Looking at 2 choices and taking budget into consideration.

I'm looking at a mix of salt and fresh water use, with salt water being the majority of my use for an electric motor.

Question: For use in Saltwater and taking budget and reliability into consideration.

Is it better to buy a saltwater Water Snake or a Mini Kota freshwater model. I've read the Water snake is salt water proof but doesn't have the quality of the mini Kota, yet the Mini Kota is reliable but have read you could get away with using a freshwater version in salt, if you clean thoroughly 
and add a sacrificial anode.

I don't have the money for the Mini Kota Riptide , and was told by a staff member at BCF I could get away with using a Mini Kota freshwater in salt with care and understand there is a warranty issue.

Finally how is it I have NOT been able to find Riptide models at 30lbs thrust or less, am I not looking in the right place online.

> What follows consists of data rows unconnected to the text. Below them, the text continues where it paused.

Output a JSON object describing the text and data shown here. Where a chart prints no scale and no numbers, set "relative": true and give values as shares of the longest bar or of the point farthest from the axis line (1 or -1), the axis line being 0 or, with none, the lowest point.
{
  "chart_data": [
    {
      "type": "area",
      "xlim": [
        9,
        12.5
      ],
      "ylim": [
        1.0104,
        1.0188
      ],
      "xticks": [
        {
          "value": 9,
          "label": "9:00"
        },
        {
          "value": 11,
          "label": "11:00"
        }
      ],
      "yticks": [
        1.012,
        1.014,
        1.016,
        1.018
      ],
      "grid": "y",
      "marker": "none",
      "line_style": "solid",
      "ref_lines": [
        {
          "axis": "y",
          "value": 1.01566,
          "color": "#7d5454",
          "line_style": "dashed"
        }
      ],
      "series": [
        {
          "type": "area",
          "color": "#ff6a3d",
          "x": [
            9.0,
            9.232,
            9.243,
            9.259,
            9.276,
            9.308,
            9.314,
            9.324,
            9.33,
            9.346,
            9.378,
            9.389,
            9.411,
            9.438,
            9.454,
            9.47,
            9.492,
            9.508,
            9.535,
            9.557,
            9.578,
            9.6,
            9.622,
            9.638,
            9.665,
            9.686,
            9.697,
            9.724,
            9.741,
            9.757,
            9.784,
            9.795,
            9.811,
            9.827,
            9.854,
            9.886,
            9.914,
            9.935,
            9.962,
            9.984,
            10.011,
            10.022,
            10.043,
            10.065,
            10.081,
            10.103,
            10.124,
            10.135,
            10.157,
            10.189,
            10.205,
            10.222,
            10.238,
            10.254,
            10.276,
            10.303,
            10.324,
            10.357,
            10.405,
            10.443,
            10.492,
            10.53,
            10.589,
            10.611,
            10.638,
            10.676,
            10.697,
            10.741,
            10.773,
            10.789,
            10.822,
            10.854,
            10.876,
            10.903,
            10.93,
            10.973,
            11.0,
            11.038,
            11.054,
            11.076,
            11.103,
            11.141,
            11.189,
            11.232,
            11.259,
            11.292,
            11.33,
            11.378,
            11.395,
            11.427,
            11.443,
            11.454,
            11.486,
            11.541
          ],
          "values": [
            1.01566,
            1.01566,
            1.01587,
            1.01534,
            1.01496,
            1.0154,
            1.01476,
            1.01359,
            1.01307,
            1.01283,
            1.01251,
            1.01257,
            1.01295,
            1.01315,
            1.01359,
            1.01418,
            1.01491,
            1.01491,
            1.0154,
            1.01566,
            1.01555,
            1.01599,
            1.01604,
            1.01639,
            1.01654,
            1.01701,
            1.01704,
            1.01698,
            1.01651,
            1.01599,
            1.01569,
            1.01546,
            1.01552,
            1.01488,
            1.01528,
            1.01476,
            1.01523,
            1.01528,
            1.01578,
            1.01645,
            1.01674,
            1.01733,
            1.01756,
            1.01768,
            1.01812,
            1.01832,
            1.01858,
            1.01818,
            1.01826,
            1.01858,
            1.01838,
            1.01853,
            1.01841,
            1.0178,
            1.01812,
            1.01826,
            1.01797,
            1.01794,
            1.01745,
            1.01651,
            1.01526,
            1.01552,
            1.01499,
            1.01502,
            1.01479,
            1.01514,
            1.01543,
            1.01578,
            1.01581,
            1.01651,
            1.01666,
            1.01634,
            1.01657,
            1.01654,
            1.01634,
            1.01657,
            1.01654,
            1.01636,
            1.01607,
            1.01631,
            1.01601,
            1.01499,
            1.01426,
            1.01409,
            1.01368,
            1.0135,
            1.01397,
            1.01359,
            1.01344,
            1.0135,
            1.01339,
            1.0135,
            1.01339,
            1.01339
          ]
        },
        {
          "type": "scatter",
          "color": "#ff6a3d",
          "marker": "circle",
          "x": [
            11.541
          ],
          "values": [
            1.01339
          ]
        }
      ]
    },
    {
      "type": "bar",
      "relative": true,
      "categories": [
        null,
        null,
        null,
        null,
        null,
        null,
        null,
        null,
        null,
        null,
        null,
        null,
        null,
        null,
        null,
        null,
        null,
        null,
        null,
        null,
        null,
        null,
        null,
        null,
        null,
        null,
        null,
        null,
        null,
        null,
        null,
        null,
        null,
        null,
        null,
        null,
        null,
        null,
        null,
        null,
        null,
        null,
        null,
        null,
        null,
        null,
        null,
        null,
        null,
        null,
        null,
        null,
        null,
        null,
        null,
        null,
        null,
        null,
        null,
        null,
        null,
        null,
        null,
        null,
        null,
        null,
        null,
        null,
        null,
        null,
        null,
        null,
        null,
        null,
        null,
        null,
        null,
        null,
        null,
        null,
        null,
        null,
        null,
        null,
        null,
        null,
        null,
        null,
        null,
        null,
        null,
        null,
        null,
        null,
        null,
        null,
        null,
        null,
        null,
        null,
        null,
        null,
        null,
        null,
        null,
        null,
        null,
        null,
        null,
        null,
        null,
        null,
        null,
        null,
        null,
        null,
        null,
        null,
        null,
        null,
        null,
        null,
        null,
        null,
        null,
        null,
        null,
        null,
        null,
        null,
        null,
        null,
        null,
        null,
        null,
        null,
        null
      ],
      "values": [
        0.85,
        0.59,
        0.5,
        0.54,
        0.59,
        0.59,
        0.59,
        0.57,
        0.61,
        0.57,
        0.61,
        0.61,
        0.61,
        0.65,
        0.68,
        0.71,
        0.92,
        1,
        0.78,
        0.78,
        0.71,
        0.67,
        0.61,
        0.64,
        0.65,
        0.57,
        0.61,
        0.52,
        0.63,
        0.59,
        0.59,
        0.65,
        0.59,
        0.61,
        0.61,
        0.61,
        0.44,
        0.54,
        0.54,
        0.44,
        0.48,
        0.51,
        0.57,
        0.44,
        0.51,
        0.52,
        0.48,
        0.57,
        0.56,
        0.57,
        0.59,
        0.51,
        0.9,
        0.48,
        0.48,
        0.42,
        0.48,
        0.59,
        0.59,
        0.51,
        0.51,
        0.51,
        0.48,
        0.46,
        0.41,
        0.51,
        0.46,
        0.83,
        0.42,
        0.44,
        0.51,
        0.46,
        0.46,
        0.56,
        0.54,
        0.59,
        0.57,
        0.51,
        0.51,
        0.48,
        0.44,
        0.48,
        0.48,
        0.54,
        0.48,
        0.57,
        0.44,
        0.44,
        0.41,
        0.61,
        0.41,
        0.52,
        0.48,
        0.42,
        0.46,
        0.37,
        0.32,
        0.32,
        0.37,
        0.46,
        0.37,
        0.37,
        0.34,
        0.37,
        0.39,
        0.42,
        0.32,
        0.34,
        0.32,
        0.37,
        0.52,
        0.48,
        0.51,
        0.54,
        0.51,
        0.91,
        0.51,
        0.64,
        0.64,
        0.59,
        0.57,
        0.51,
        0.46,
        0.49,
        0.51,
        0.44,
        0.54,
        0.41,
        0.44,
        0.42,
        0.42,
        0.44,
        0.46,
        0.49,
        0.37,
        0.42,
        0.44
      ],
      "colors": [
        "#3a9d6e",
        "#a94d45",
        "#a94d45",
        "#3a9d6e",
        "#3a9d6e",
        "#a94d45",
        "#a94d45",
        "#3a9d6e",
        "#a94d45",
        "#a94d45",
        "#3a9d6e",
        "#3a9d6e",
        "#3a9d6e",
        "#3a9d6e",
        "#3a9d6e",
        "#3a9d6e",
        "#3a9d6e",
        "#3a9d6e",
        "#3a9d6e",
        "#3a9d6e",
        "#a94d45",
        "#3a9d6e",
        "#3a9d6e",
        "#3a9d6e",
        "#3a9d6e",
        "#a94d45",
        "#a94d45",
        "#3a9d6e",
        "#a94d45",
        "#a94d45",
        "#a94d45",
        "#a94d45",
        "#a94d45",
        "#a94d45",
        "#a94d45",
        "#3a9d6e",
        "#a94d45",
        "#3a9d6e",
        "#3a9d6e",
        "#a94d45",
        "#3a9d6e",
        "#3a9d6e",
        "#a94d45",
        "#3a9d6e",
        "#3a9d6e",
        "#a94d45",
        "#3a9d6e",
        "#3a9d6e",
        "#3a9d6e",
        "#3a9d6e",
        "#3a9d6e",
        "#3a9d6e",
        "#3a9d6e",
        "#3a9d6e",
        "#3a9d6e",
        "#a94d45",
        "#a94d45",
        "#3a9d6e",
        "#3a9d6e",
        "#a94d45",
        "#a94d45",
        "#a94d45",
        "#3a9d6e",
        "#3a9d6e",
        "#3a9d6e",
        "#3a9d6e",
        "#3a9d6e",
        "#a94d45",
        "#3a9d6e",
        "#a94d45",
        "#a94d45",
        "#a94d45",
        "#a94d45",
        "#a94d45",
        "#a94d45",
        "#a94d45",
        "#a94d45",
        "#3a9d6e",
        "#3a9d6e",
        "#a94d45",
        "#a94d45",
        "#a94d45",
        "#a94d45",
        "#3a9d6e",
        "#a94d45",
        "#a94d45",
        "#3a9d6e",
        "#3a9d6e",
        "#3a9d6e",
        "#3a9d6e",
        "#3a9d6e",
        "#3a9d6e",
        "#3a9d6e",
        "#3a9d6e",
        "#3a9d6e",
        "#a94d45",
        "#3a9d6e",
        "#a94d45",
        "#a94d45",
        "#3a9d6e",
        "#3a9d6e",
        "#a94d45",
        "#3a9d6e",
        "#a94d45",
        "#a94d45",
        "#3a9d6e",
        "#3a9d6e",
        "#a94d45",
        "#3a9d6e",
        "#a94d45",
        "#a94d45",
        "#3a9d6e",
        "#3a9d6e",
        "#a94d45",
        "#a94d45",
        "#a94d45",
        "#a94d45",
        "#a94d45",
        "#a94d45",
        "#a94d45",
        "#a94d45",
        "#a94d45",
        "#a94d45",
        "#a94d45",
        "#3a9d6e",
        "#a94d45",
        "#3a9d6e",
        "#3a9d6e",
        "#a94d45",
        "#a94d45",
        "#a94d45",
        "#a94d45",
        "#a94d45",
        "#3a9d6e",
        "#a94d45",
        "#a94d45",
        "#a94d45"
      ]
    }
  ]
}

Any feedback would be a huge help

Cheers

Shoota


----------



## TRAVELLER (Sep 13, 2010)

SOME INFORMATION

Personally fresh water would be fine its made well and the only real difference is the sacrificial anode.

55000	Transom Motors	Venom ETW34 Transom	34lb	12v	36"	32	Extended Tiller	5 Fwd / 2 Rev $201 - $400 Compleat Angle

55006	Transom Motors	Tracer FWT30 Transom	30lb	12v	30"	30	Fixed Tiller	5 Fwd / 2 Rev $201 - $400 Compleat Angler

55029	Transom Motors	Watersnake Venom ETW34 Inflat. Motor	34lb	12V	26"	-	Extendable Hand Tiller	5/2 $201 - $400 Compleat Angler, Pro Stores, Tackle World

55042	Transom Motors	ASP T18-FW Transom 18lb	12v	24"	15	Fixed Tiller	Hi-Lo $101 - $200 Compleat Angler

55043	Transom Motors	ASP T18-SW Transom 18lb	12v	24"	15	Fixed Tiller	Hi-Lo $101 - $200 Compleat Angle

55199	Transom Motors	ASP T24-SW Transom 24lb	12V	24"	-	Stow-away hand tiller	2/2 $101 - $200 Compleat Angler, Pro Stores, Tackle World


----------



## Shoota (May 8, 2011)

Thanks Traveller,

Very informative post and will take notice of your information.

I wonder if anybody has ever fitted a jet engine to a yak.

Cheers

Shoota


----------



## crag (Nov 8, 2010)

shoota,Ive had a freshwater min kota for the last 20 years on my canoes/kayaks probably spent a third of its life in salt or brackish, always flush with fresh water after use and never had an issue.Having said that Ive just bought a salt water ,bowmount watersnake for my tinny purely on price.I could buy two and a half watersnakes for the price of similar min kota.I thought if it craps itself just out of warranty as things tend to do then Id just buy another one as it wont be getting a flogging every day.The only thing Ive heard of in the way of problems with the snakes is the locking catch so I just take abit of care puting it up and down and hopefully all will be ok.hope thats of some use.cheeers craig.


----------